Thursday, April 4, 2019

Part 3 - Le Connexion Francaise

Because I was always the only female photog at the track, I had to be smarter than the guys at getting an advantageous spot at the fences.  Once, at Pomona I inveigled the ESPN camera guy up on a platform to let me up there with him.   I looked down on the rest of them scattered along the right side of the track - blown engines throw to the left - and I thought, "Get these shots, guys?"

NASCAR had it's share of moments - Riverside - a guy coming out of the pits at speed lost a tire and I had to dodge rather hastily.  A pebble blew up from the track and just missed a bull's eye on a $400 lens.

About to walk into the pits at Ontario to get to the track, I was stopped by a NASCAR official who told me, "You cain' go in there, ma'am."  Annoyed, I pointed to my press pass and asked, "Why?"

"Oh, ma'am, yawl might heah some bad language."

Roaring with laughter I told him that I could outcuss a sailor, whereupon he drew himself up like a turkey, gave his wattles a shake and said, "Well then, ma'am, we doan' want you in our pits," turned and stalked away.

But I got even.  I shot a roll of NASCAR beer-bellied drivers struggling to get in through their car window.  

SCORE Off-rod Baja 500 and 1,000 were always a lot of fun.  They involved early hours.  At 5:30 a.m.
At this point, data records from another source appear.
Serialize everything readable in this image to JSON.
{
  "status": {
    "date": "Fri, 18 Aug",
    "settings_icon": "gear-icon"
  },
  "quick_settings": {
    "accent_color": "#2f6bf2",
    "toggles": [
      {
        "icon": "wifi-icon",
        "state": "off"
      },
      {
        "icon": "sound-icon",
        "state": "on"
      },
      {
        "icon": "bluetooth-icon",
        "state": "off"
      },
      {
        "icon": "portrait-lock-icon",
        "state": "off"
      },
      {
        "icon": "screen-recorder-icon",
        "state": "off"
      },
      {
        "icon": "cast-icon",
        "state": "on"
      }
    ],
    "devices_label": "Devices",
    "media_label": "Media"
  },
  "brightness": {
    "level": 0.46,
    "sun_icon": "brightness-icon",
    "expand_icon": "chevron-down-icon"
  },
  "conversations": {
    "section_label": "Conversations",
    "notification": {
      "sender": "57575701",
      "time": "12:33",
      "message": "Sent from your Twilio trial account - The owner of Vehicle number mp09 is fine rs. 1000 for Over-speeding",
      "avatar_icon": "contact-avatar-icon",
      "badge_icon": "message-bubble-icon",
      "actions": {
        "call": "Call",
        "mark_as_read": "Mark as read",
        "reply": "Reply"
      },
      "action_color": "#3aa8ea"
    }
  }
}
I was walking through town (Ensenada) headed for the motorcycle start line because bikes always went out first.  There was no one else on the street except for me and a squad of uniformed and heavily-armed Mexican Navy men marching alng.  We nodded, but didn't smile.

The Long Beach Grand Prix officials ejection of photographers inside the Queen's Hairpin turn caused us to riot, thrusting our cameras in the air like a bunch of peasants with flaming torches, yelling our heads off.  The officials decamped; we didn't.